FOR the past year, with help from The Big Lottery’s Investing In Ideas, The Scottish Centre for Personal Safety, a charity based in the former Barony St. John hall building in Princes Street, Ardrossan, has been developing a personal safety course specifically for the blind and visually impaired.

The course involves giving personal safety advice and tips on a variety of situations including when socialising, when walking during the day or night and when going to and from your house; but the course also covers the law regarding when and how you can defend yourself, reasonable use of force, improvised weapons and even practical self defence techniques to allow a person with low or no vision to escape an attacker.

The Ardrossan course is free of charge, runs every Thursday from 11am until 12.30pm and is taught by registered blind instructor Michael McAllister assisted by the charity’s Executive Manager, Alan Bell.

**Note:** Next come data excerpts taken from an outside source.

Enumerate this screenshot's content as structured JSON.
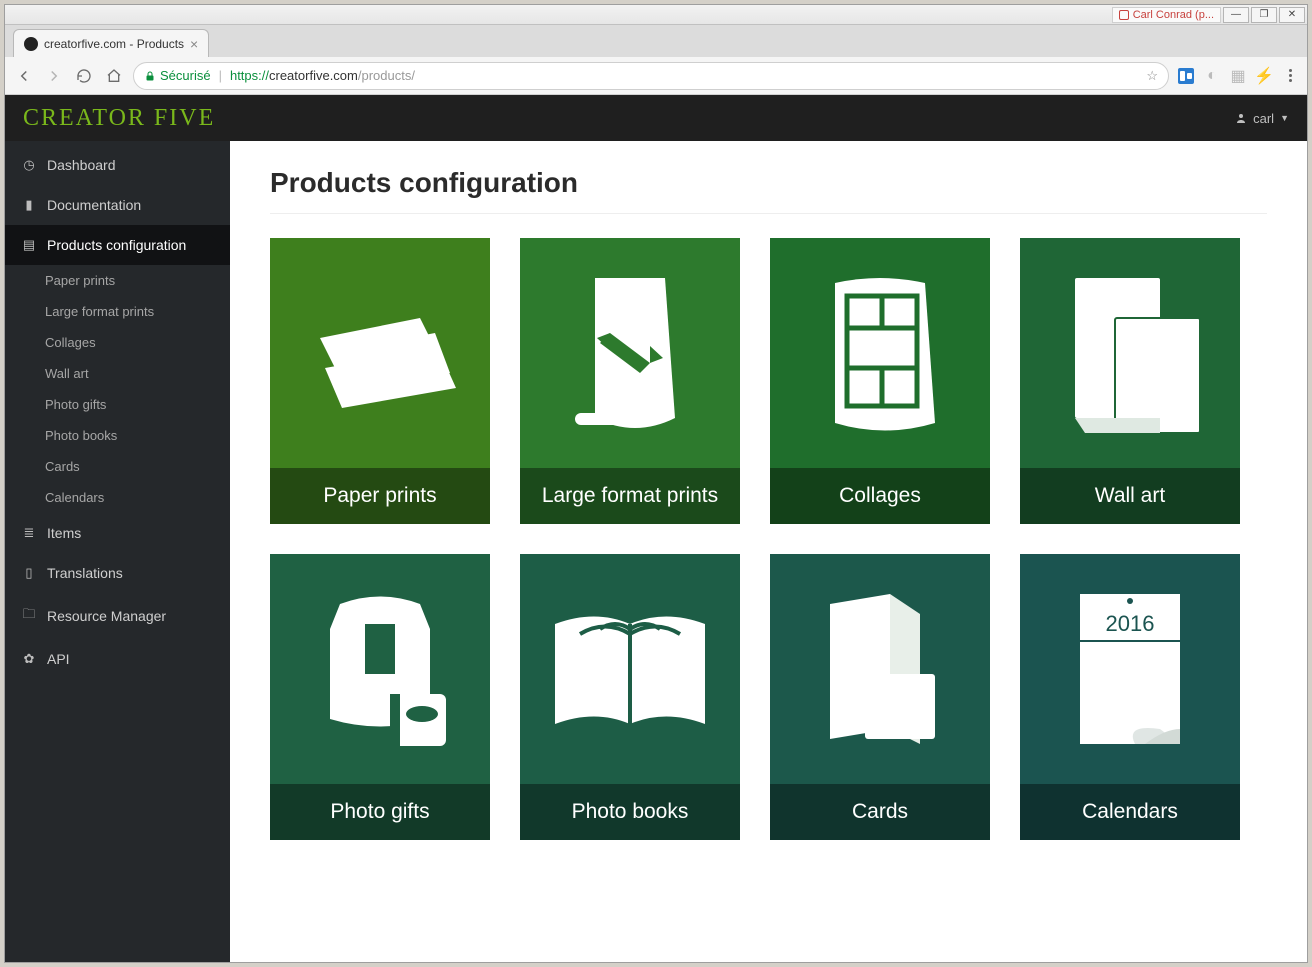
{
  "os": {
    "user_label": "Carl Conrad (p..."
  },
  "browser": {
    "tab_title": "creatorfive.com - Products",
    "secure_label": "Sécurisé",
    "url_protocol": "https://",
    "url_host": "creatorfive.com",
    "url_path": "/products/"
  },
  "header": {
    "brand": "CREATOR FIVE",
    "user": "carl"
  },
  "sidebar": {
    "items": [
      {
        "label": "Dashboard",
        "icon": "gauge"
      },
      {
        "label": "Documentation",
        "icon": "file"
      },
      {
        "label": "Products configuration",
        "icon": "book",
        "active": true
      },
      {
        "label": "Items",
        "icon": "list"
      },
      {
        "label": "Translations",
        "icon": "doc"
      },
      {
        "label": "Resource Manager",
        "icon": "folder"
      },
      {
        "label": "API",
        "icon": "gear"
      }
    ],
    "subitems": [
      {
        "label": "Paper prints"
      },
      {
        "label": "Large format prints"
      },
      {
        "label": "Collages"
      },
      {
        "label": "Wall art"
      },
      {
        "label": "Photo gifts"
      },
      {
        "label": "Photo books"
      },
      {
        "label": "Cards"
      },
      {
        "label": "Calendars"
      }
    ]
  },
  "main": {
    "title": "Products configuration",
    "tiles": [
      {
        "label": "Paper prints"
      },
      {
        "label": "Large format prints"
      },
      {
        "label": "Collages"
      },
      {
        "label": "Wall art"
      },
      {
        "label": "Photo gifts"
      },
      {
        "label": "Photo books"
      },
      {
        "label": "Cards"
      },
      {
        "label": "Calendars"
      }
    ],
    "calendar_year": "2016"
  }
}
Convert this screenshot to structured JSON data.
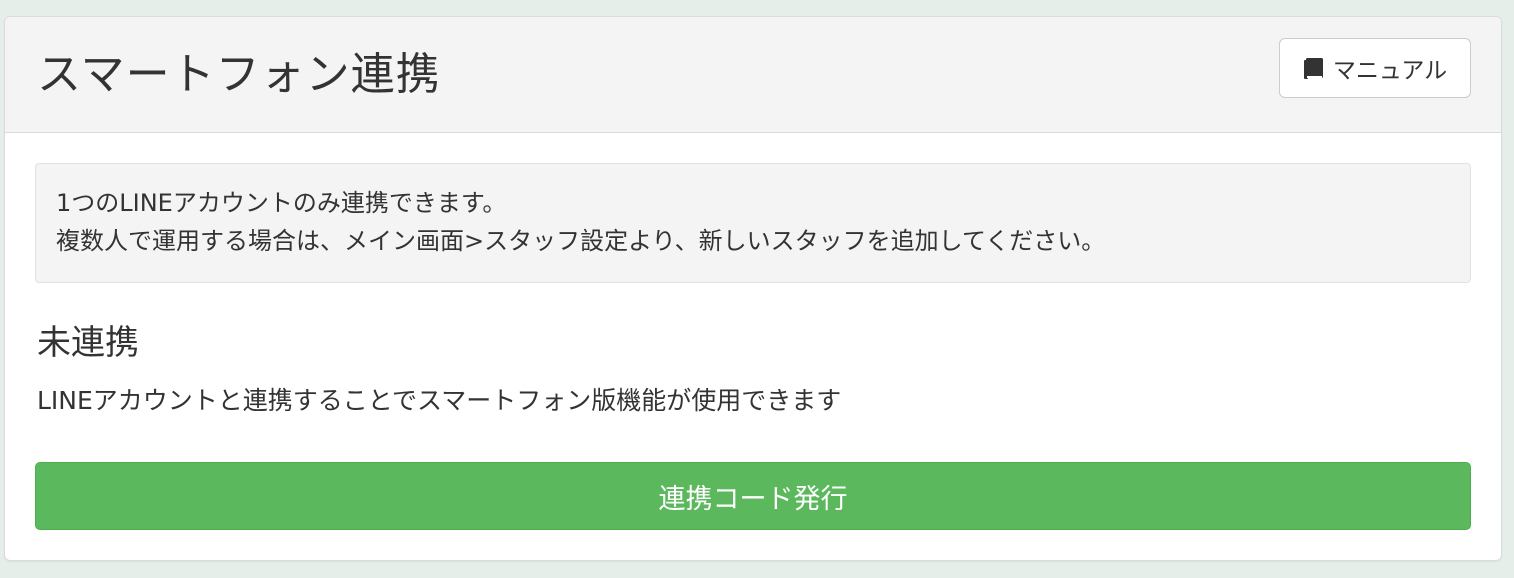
{
  "header": {
    "title": "スマートフォン連携",
    "manual_button_label": "マニュアル",
    "manual_icon": "book-icon"
  },
  "notice": {
    "lines": [
      "1つのLINEアカウントのみ連携できます。",
      "複数人で運用する場合は、メイン画面>スタッフ設定より、新しいスタッフを追加してください。"
    ]
  },
  "status": {
    "heading": "未連携",
    "description": "LINEアカウントと連携することでスマートフォン版機能が使用できます"
  },
  "actions": {
    "issue_code_label": "連携コード発行"
  },
  "colors": {
    "background": "#e6eee9",
    "header_background": "#f4f4f4",
    "primary_button": "#5cb85c",
    "text": "#333333"
  }
}
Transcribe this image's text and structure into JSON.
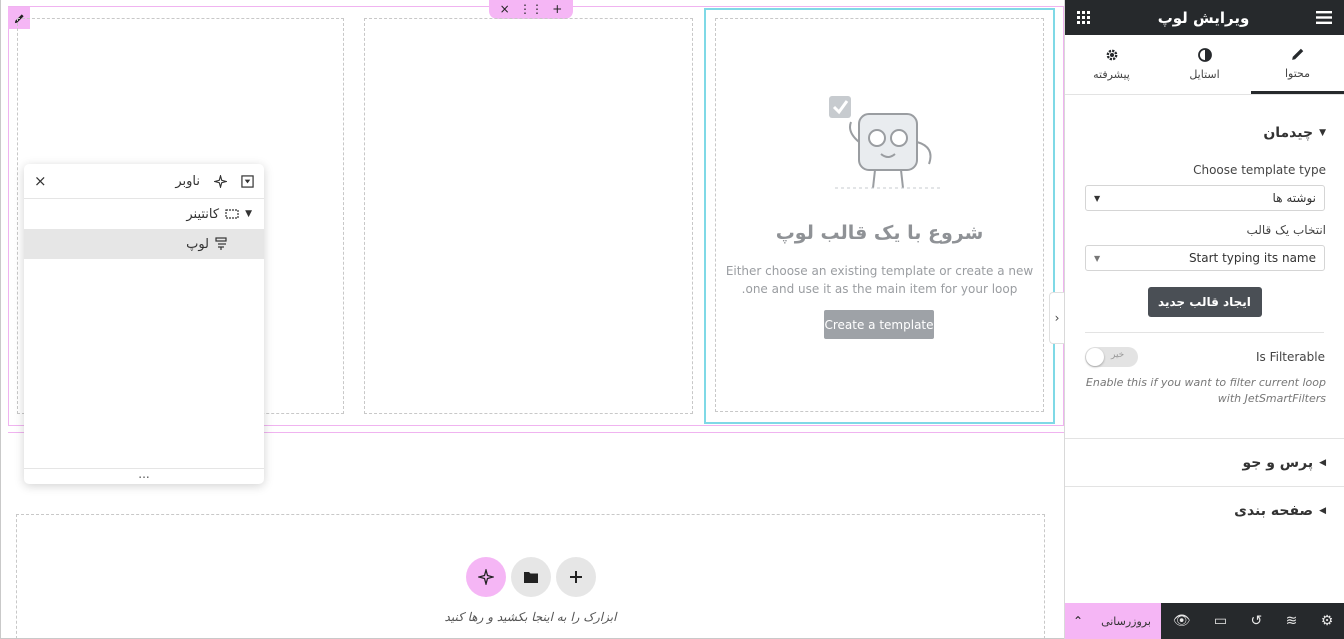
{
  "canvas": {
    "section_handle": {
      "add": "+",
      "drag": "⋮⋮",
      "close": "×"
    },
    "empty_state": {
      "title": "شروع با یک قالب لوپ",
      "description": "Either choose an existing template or create a new one and use it as the main item for your loop.",
      "create_button": "Create a template"
    },
    "drop_zone": {
      "text": "ابزارک را به اینجا بکشید و رها کنید"
    }
  },
  "navigator": {
    "title": "ناوبر",
    "items": [
      {
        "label": "کانتینر"
      },
      {
        "label": "لوپ"
      }
    ],
    "footer": "..."
  },
  "panel": {
    "title": "ویرایش لوپ",
    "tabs": [
      {
        "label": "محتوا",
        "icon": "pencil-icon"
      },
      {
        "label": "استایل",
        "icon": "contrast-icon"
      },
      {
        "label": "پیشرفته",
        "icon": "gear-icon"
      }
    ],
    "layout_section": {
      "title": "چیدمان",
      "template_type_label": "Choose template type",
      "template_type_value": "نوشته ها",
      "choose_template_label": "انتخاب یک قالب",
      "choose_template_placeholder": "Start typing its name",
      "new_template_button": "ایجاد قالب جدید",
      "filterable_label": "Is Filterable",
      "filterable_value": "خیر",
      "filterable_help": "Enable this if you want to filter current loop with JetSmartFilters"
    },
    "query_section": {
      "title": "پرس و جو"
    },
    "pagination_section": {
      "title": "صفحه بندی"
    },
    "footer": {
      "update_button": "بروزرسانی"
    }
  },
  "colors": {
    "accent_pink": "#f5b6f5",
    "selected_outline": "#7fd9e6",
    "panel_dark": "#26292c"
  }
}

Michael commented: “Six months ago, prior to my first meeting with Alan Bell and his staff, I was an entirely different person. Frightened to walk alone at night and jumping at any perceived threat or raised voice, I walked with a hunched posture, eyes to the ground and listening for any sign of threat. On a social level, I felt limited and emasculated by my disability.

“Now, six months on, I find myself standing tall as a qualified instructor, surrounded by colleagues who helped build me up to be the confident person I am today. When I am in public spaces, I move with confidence, safe in the knowledge that were I to be confronted by an aggressor, my training would kick in and I would know when and how to defend myself.”

Registered blind participant, Norma Bailey runs PriortiEyes, a North Ayrshire business that provides specialist rehabilitation and support for people throughout the UK who have low or no vision and she stated; “PrioritEyes fully supports the fantastic training Alan and The Scottish Centre for Personal Safety has developed and we believe that every visually impaired person should be given the opportunity to benefit from the safety techniques and confidence building effects that this training offers.”